Play the Player is an explicit fictional clandestine narcotics story of Sergeant Maurice LeBlanc and his unheralded crew of nonconforming operatives who relentlessly pursued narcotics violators in the beleaguered community’s back streets and neighborhoods during the tragic era when crack cocaine rose from the depths of the netherworld and proliferated the City of Compton. The inner shadows of the community and dimly lit alleyways were ideal battlements where steel-gated, fortified houses were created to safeguard the traffickers and their illicit product from those who would otherwise dare to take it from them—especially the police.
Given direct orders and objectives by the chief of police to abate all major cocaine suppliers and traffickers, risking their lives daily, Maurice and his crew incessantly infiltrated the underground rock-cocaine-trafficking networks throughout the urban community of South Los Angeles and the City of Compton during the scandalous era of the 1980s against unimaginable odds. Two of his crew members were actually shot during a rock house raid. They survived their wounds and returned to the team in a couple of weeks, ready to rock and roll.

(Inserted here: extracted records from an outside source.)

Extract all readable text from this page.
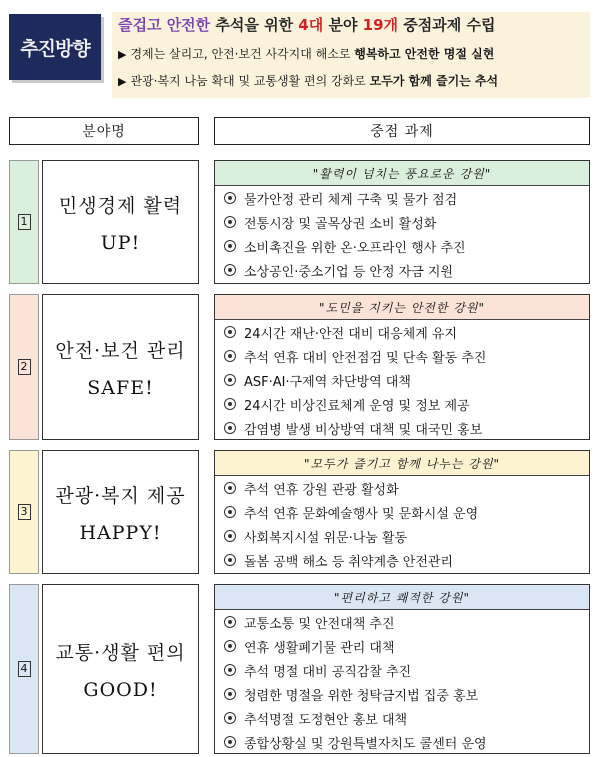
추진방향
즐겁고 안전한 추석을 위한 4대 분야 19개 중점과제 수립
▶ 경제는 살리고, 안전·보건 사각지대 해소로 행복하고 안전한 명절 실현
▶ 관광·복지 나눔 확대 및 교통생활 편의 강화로 모두가 함께 즐기는 추석
분야명	중점 과제
1
민생경제 활력
UP!
"활력이 넘치는 풍요로운 강원"
물가안정 관리 체계 구축 및 물가 점검
전통시장 및 골목상권 소비 활성화
소비촉진을 위한 온·오프라인 행사 추진
소상공인·중소기업 등 안정 자금 지원
2
안전·보건 관리
SAFE!
"도민을 지키는 안전한 강원"
24시간 재난·안전 대비 대응체계 유지
추석 연휴 대비 안전점검 및 단속 활동 추진
ASF·AI·구제역 차단방역 대책
24시간 비상진료체계 운영 및 정보 제공
감염병 발생 비상방역 대책 및 대국민 홍보
3
관광·복지 제공
HAPPY!
"모두가 즐기고 함께 나누는 강원"
추석 연휴 강원 관광 활성화
추석 연휴 문화예술행사 및 문화시설 운영
사회복지시설 위문·나눔 활동
돌봄 공백 해소 등 취약계층 안전관리
4
교통·생활 편의
GOOD!
"편리하고 쾌적한 강원"
교통소통 및 안전대책 추진
연휴 생활폐기물 관리 대책
추석 명절 대비 공직감찰 추진
청렴한 명절을 위한 청탁금지법 집중 홍보
추석명절 도정현안 홍보 대책
종합상황실 및 강원특별자치도 콜센터 운영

This novel clearly delineates unorthodox methodologies the narcotics team implemented to tackle the unconventional tactics employed by clever traffickers. These methodologies are not recommended for inexperienced, untrained police personnel. Substantial lethal perils—which some readers may view as unbelievable—were encountered every day by the operatives as they eliminated rock cocaine from Compton and its adjoining communities. Anyone found to be trafficking narcotics on Compton soil was not safe from arrest and prosecution. And no one was above the law—including cops, attorneys, and elected officials. It didn’t matter. After all, LeBlanc had complete autonomy from the chief of police, and an elected official and his crew could infiltrate any trafficking network unnoticed. They were truly the invisible crew.